Today in America, we save about four percent of our income – that’s about 50 percent of what we saved 30 years ago – and U.S. households save about half (or less) of what comparable households do in countries like Canada, the U.K., and Italy, nevermind the enormous gaps between what working Americans and their counterparts in China save. Part of the challenge is that, increasingly, American industry isn’t providing work-based savings plans for its employees. Companies are not required to provide 401(k), profit sharing, cash balance or other plans, of course, and absent these types of low-risk, easy-access savings opportunities – coupled with recent challenges in the economy overall – it’s hard for Americans to put money away. As a result, policymakers know that large numbers of Americans will need access to Social Security funds in order to simply get by. And for too many of them, those funds won’t be enough.

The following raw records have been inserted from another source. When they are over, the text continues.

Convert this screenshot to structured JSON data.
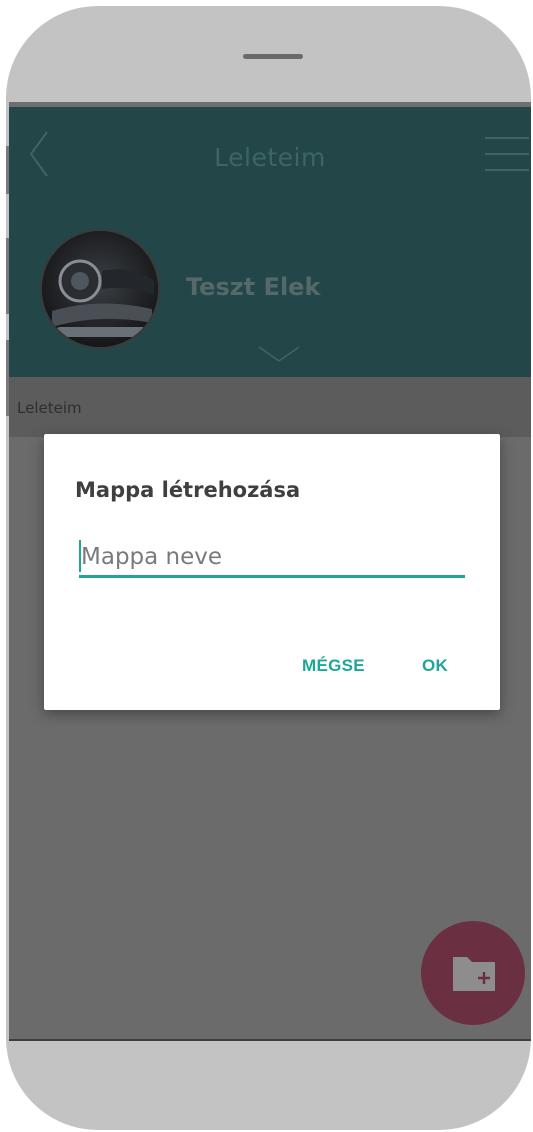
{
  "header": {
    "title": "Leleteim",
    "user_name": "Teszt Elek",
    "back_icon": "chevron-left-icon",
    "menu_icon": "hamburger-menu-icon",
    "expand_icon": "chevron-down-icon"
  },
  "breadcrumb": {
    "label": "Leleteim"
  },
  "dialog": {
    "title": "Mappa létrehozása",
    "input_value": "",
    "input_placeholder": "Mappa neve",
    "cancel_label": "MÉGSE",
    "ok_label": "OK"
  },
  "fab": {
    "icon": "folder-add-icon"
  },
  "colors": {
    "header_bg": "#234749",
    "accent": "#1fa69a",
    "fab": "#6a3042",
    "overlay": "#6b6b6b"
  }
}
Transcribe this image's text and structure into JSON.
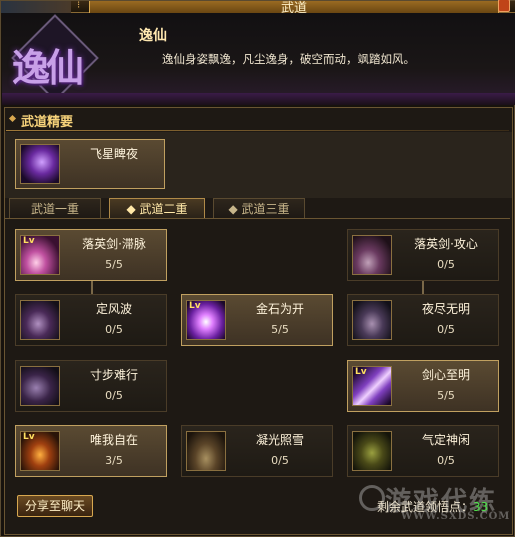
{
  "window": {
    "title": "武道"
  },
  "header": {
    "emblem_text": "逸仙",
    "skill_name": "逸仙",
    "skill_desc": "逸仙身姿飘逸，凡尘逸身，破空而动，飒踏如风。"
  },
  "essence": {
    "title": "武道精要",
    "item": {
      "name": "飞星睥夜"
    }
  },
  "tabs": [
    {
      "label": "武道一重",
      "active": false
    },
    {
      "label": "武道二重",
      "active": true
    },
    {
      "label": "武道三重",
      "active": false
    }
  ],
  "nodes": [
    {
      "name": "落英剑·滞脉",
      "level": "5/5",
      "active": true
    },
    {
      "name": "落英剑·攻心",
      "level": "0/5",
      "active": false
    },
    {
      "name": "定风波",
      "level": "0/5",
      "active": false
    },
    {
      "name": "金石为开",
      "level": "5/5",
      "active": true
    },
    {
      "name": "夜尽无明",
      "level": "0/5",
      "active": false
    },
    {
      "name": "寸步难行",
      "level": "0/5",
      "active": false
    },
    {
      "name": "剑心至明",
      "level": "5/5",
      "active": true
    },
    {
      "name": "唯我自在",
      "level": "3/5",
      "active": true
    },
    {
      "name": "凝光照雪",
      "level": "0/5",
      "active": false
    },
    {
      "name": "气定神闲",
      "level": "0/5",
      "active": false
    }
  ],
  "footer": {
    "share_label": "分享至聊天",
    "remaining_label": "剩余武道领悟点：",
    "remaining_value": "33"
  },
  "watermark": {
    "brand": "游戏代练",
    "site": "WWW.SXDS.COM"
  },
  "colors": {
    "accent_gold": "#d8a850",
    "active_panel": "#5a4a32",
    "purple_glow": "#a050e0",
    "points_green": "#4ee04a"
  }
}
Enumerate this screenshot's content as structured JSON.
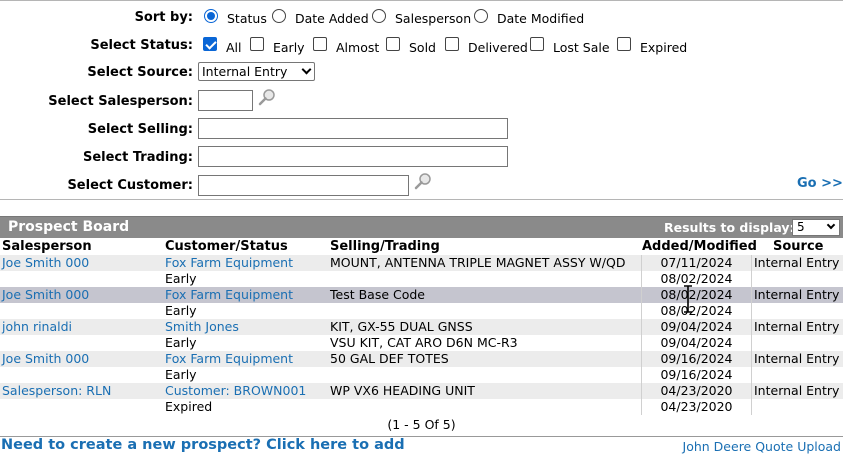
{
  "form": {
    "sort_by": {
      "label": "Sort by:",
      "options": [
        "Status",
        "Date Added",
        "Salesperson",
        "Date Modified"
      ],
      "selected": "Status"
    },
    "status": {
      "label": "Select Status:",
      "options": [
        {
          "label": "All",
          "checked": true
        },
        {
          "label": "Early",
          "checked": false
        },
        {
          "label": "Almost",
          "checked": false
        },
        {
          "label": "Sold",
          "checked": false
        },
        {
          "label": "Delivered",
          "checked": false
        },
        {
          "label": "Lost Sale",
          "checked": false
        },
        {
          "label": "Expired",
          "checked": false
        }
      ]
    },
    "source": {
      "label": "Select Source:",
      "value": "Internal Entry"
    },
    "salesperson": {
      "label": "Select Salesperson:",
      "value": ""
    },
    "selling": {
      "label": "Select Selling:",
      "value": ""
    },
    "trading": {
      "label": "Select Trading:",
      "value": ""
    },
    "customer": {
      "label": "Select Customer:",
      "value": ""
    },
    "go_label": "Go >>"
  },
  "board": {
    "title": "Prospect Board",
    "results_label": "Results to display:",
    "results_value": "5",
    "columns": [
      "Salesperson",
      "Customer/Status",
      "Selling/Trading",
      "Added/Modified",
      "Source"
    ],
    "rows": [
      {
        "salesperson": "Joe Smith 000",
        "customer": "Fox Farm Equipment",
        "status": "Early",
        "selling": "MOUNT, ANTENNA TRIPLE MAGNET ASSY W/QD",
        "trading": "",
        "added": "07/11/2024",
        "modified": "08/02/2024",
        "source": "Internal Entry"
      },
      {
        "salesperson": "Joe Smith 000",
        "customer": "Fox Farm Equipment",
        "status": "Early",
        "selling": "Test Base Code",
        "trading": "",
        "added": "08/02/2024",
        "modified": "08/02/2024",
        "source": "Internal Entry"
      },
      {
        "salesperson": "john rinaldi",
        "customer": "Smith Jones",
        "status": "Early",
        "selling": "KIT, GX-55 DUAL GNSS",
        "trading": "VSU KIT, CAT ARO D6N MC-R3",
        "added": "09/04/2024",
        "modified": "09/04/2024",
        "source": "Internal Entry"
      },
      {
        "salesperson": "Joe Smith 000",
        "customer": "Fox Farm Equipment",
        "status": "Early",
        "selling": "50 GAL DEF TOTES",
        "trading": "",
        "added": "09/16/2024",
        "modified": "09/16/2024",
        "source": "Internal Entry"
      },
      {
        "salesperson": "Salesperson: RLN",
        "customer": "Customer: BROWN001",
        "status": "Expired",
        "selling": "WP VX6 HEADING UNIT",
        "trading": "",
        "added": "04/23/2020",
        "modified": "04/23/2020",
        "source": "Internal Entry"
      }
    ],
    "pager": "(1  -  5  Of  5)"
  },
  "footer": {
    "new_prospect": "Need to create a new prospect? Click here to add",
    "quote_upload": "John Deere Quote Upload"
  },
  "colors": {
    "link": "#1a6fb3",
    "header_bar": "#8a8a8a",
    "selected_row": "#c5c5cf",
    "accent": "#0a66d6"
  }
}
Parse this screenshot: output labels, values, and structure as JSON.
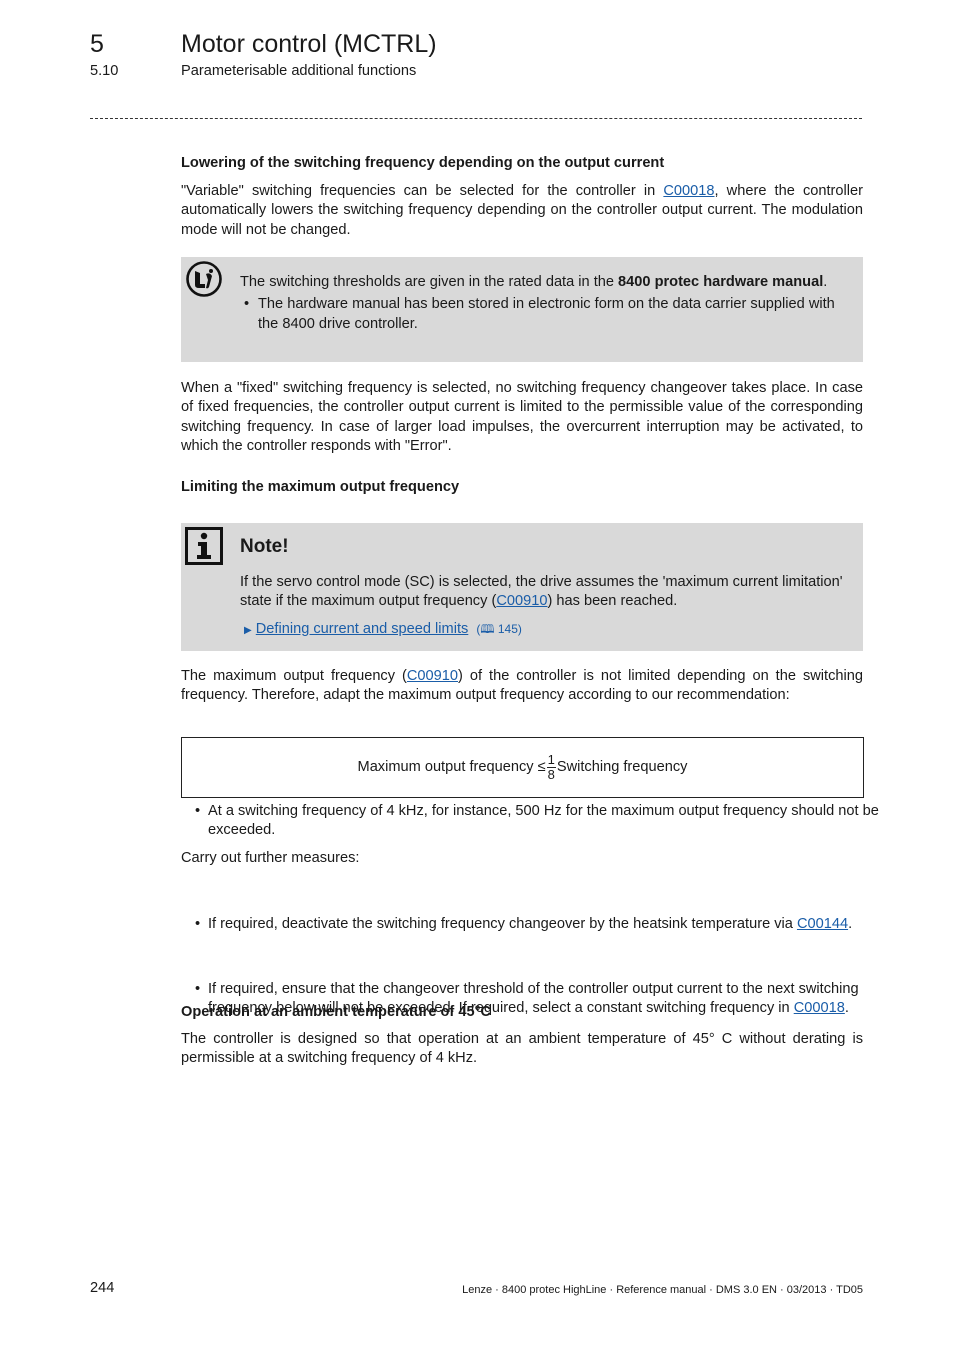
{
  "header": {
    "chapter_number": "5",
    "chapter_title": "Motor control (MCTRL)",
    "section_number": "5.10",
    "section_title": "Parameterisable additional functions"
  },
  "section1": {
    "heading": "Lowering of the switching frequency depending on the output current",
    "para_before": "\"Variable\" switching frequencies can be selected for the controller in ",
    "para_link": "C00018",
    "para_after": ", where the controller automatically lowers the switching frequency depending on the controller output current. The modulation mode will not be changed."
  },
  "tip_box": {
    "icon": "tip-hand-icon",
    "text_before": "The switching thresholds are given in the rated data in the ",
    "text_bold": "8400 protec hardware manual",
    "text_after": ".",
    "bullet": "The hardware manual has been stored in electronic form on the data carrier supplied with the 8400 drive controller."
  },
  "para_fixed": "When a \"fixed\" switching frequency is selected, no switching frequency changeover takes place. In case of fixed frequencies, the controller output current is limited to the permissible value of the corresponding switching frequency. In case of larger load impulses, the overcurrent interruption may be activated, to which the controller responds with \"Error\".",
  "section2": {
    "heading": "Limiting the maximum output frequency"
  },
  "note_box": {
    "icon": "info-icon",
    "title": "Note!",
    "text_before": "If the servo control mode (SC) is selected, the drive assumes the 'maximum current limitation' state if the maximum output frequency (",
    "text_link": "C00910",
    "text_after": ") has been reached.",
    "xref_label": "Defining current and speed limits",
    "xref_page": "145"
  },
  "para_max": {
    "before": "The maximum output frequency (",
    "link": "C00910",
    "after": ") of the controller is not limited depending on the switching frequency. Therefore, adapt the maximum output frequency according to our recommendation:"
  },
  "formula": {
    "left": "Maximum output frequency ≤ ",
    "numerator": "1",
    "denominator": "8",
    "right": "Switching frequency"
  },
  "bullet_example": "At a switching frequency of 4 kHz, for instance, 500 Hz for the maximum output frequency should not be exceeded.",
  "measures_intro": "Carry out further measures:",
  "measures": [
    {
      "before": "If required, deactivate the switching frequency changeover by the heatsink temperature via ",
      "link": "C00144",
      "after": "."
    },
    {
      "before": "If required, ensure that the changeover threshold of the controller output current to the next switching frequency below will not be exceeded. If required, select a constant switching frequency in ",
      "link": "C00018",
      "after": "."
    }
  ],
  "section3": {
    "heading": "Operation at an ambient temperature of 45°C",
    "para": "The controller is designed so that operation at an ambient temperature of 45° C without derating is permissible at a switching frequency of 4 kHz."
  },
  "footer": {
    "page_number": "244",
    "text": "Lenze · 8400 protec HighLine · Reference manual · DMS 3.0 EN · 03/2013 · TD05"
  }
}
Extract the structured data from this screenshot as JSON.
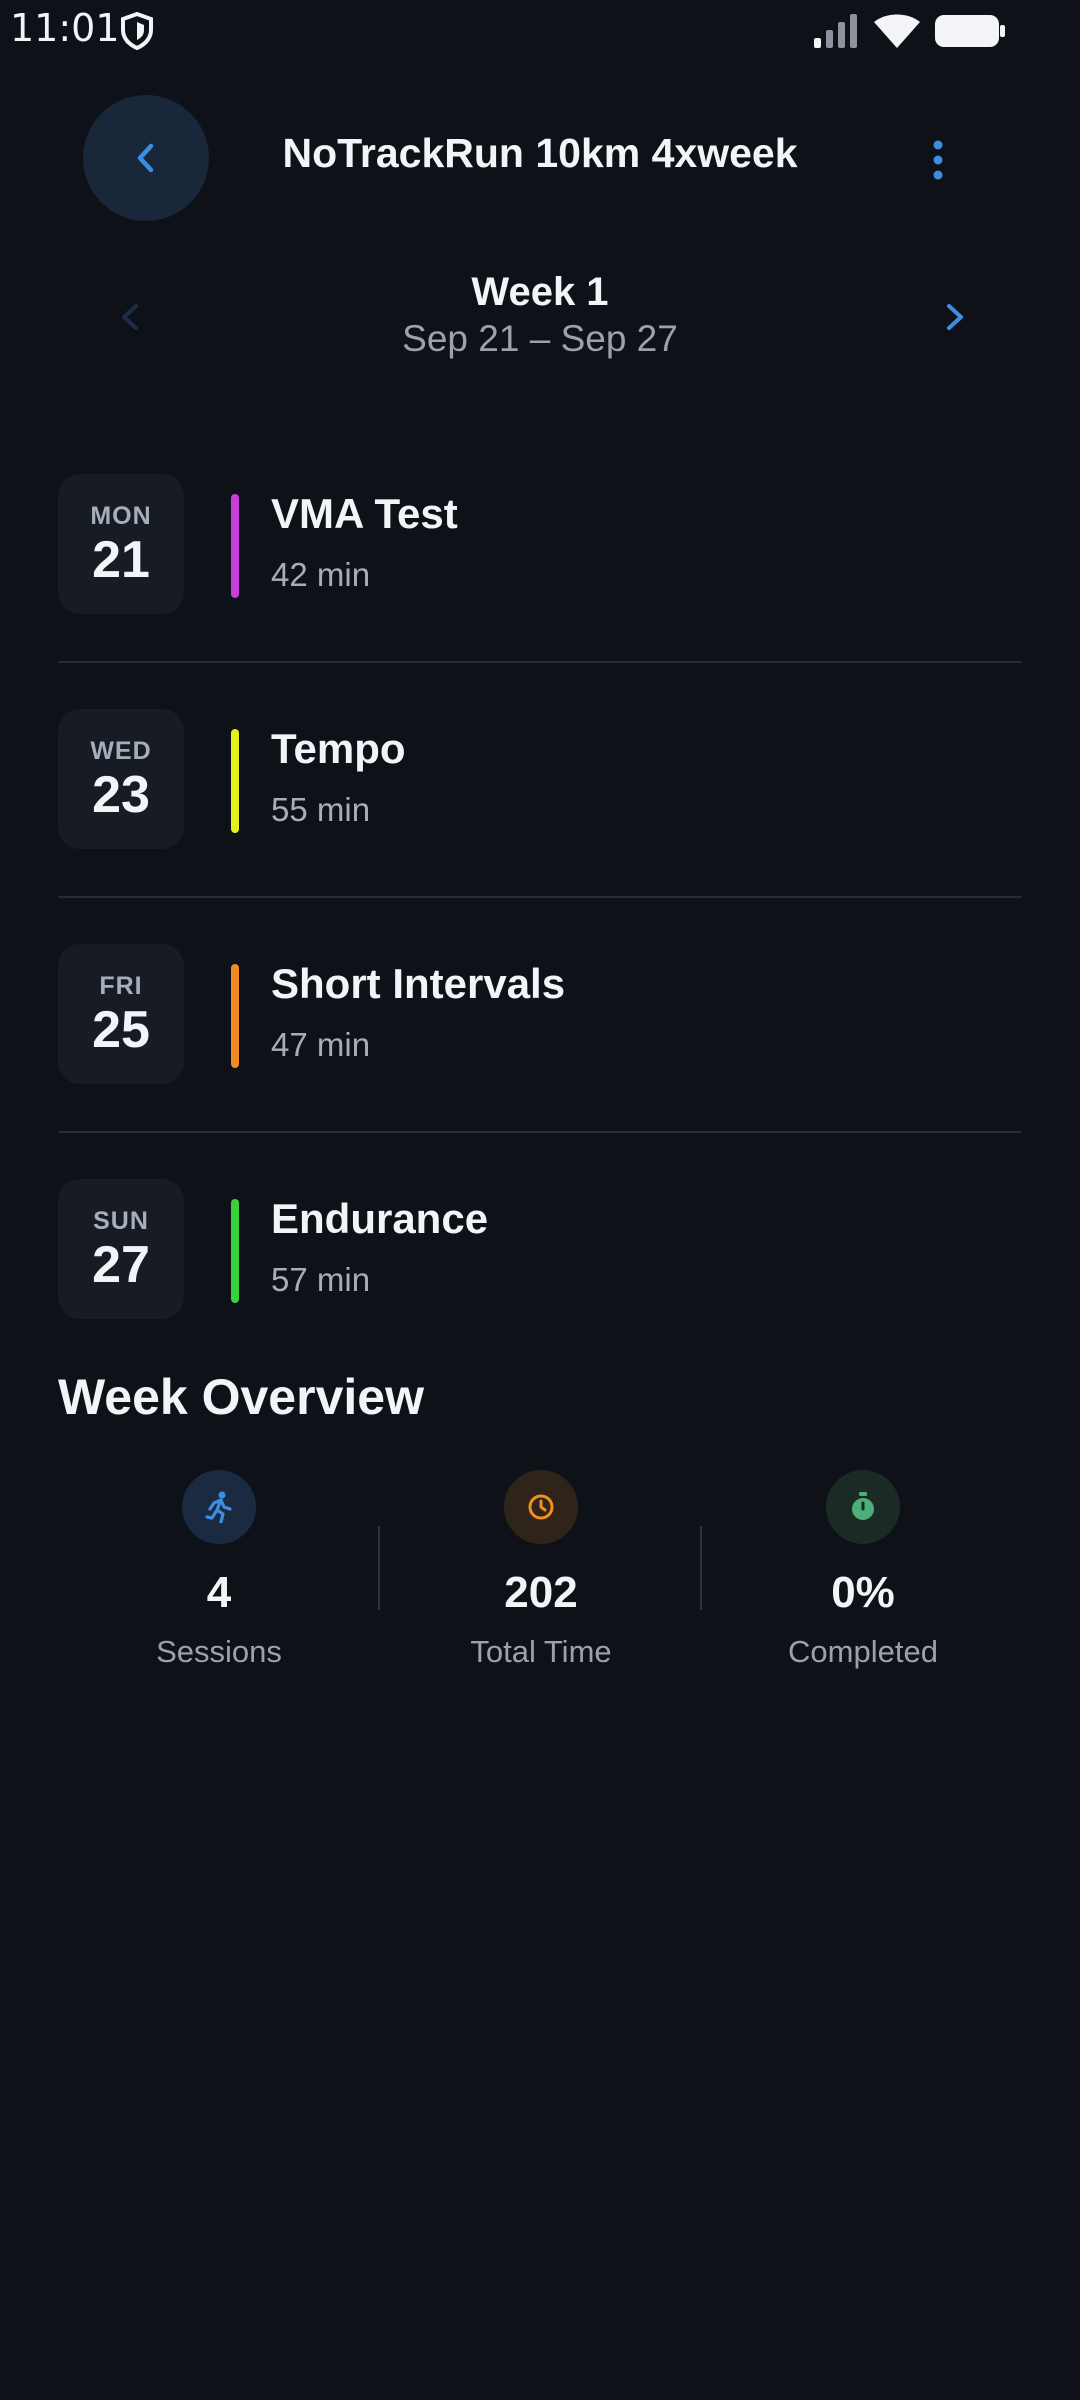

There are real opportunities before Congress to take policy steps to drive more savings. One of them is to promote and preserve private company employee stock ownership plans, or S ESOPs, through which employees get automatic retirement savings, oftentimes well beyond what they could ever put away for themselves, because they own stock in their companies and they take part in their companies’ economic success. Several thousand S corporation ESOP companies now exist in America, but more of them can be established if Congress works to create some political certainty for this structure and remove some of the technical and other barriers that prevent other businesses from adopting this superlative model for success and employee retirement savings. The National Center for Employee Ownership tells us that the average S ESOP account for an employee is at least three times the value of the average 401(k) plan – and S ESOP accounts have only been available under the law since 1998. While S ESOPs are not a panacea for national savings, they are an important and potentially powerful part of the solution.
Helping more companies get access to this business structure is more urgent now than ever, particularly as the national savings safety net looks to be weaker as time goes on.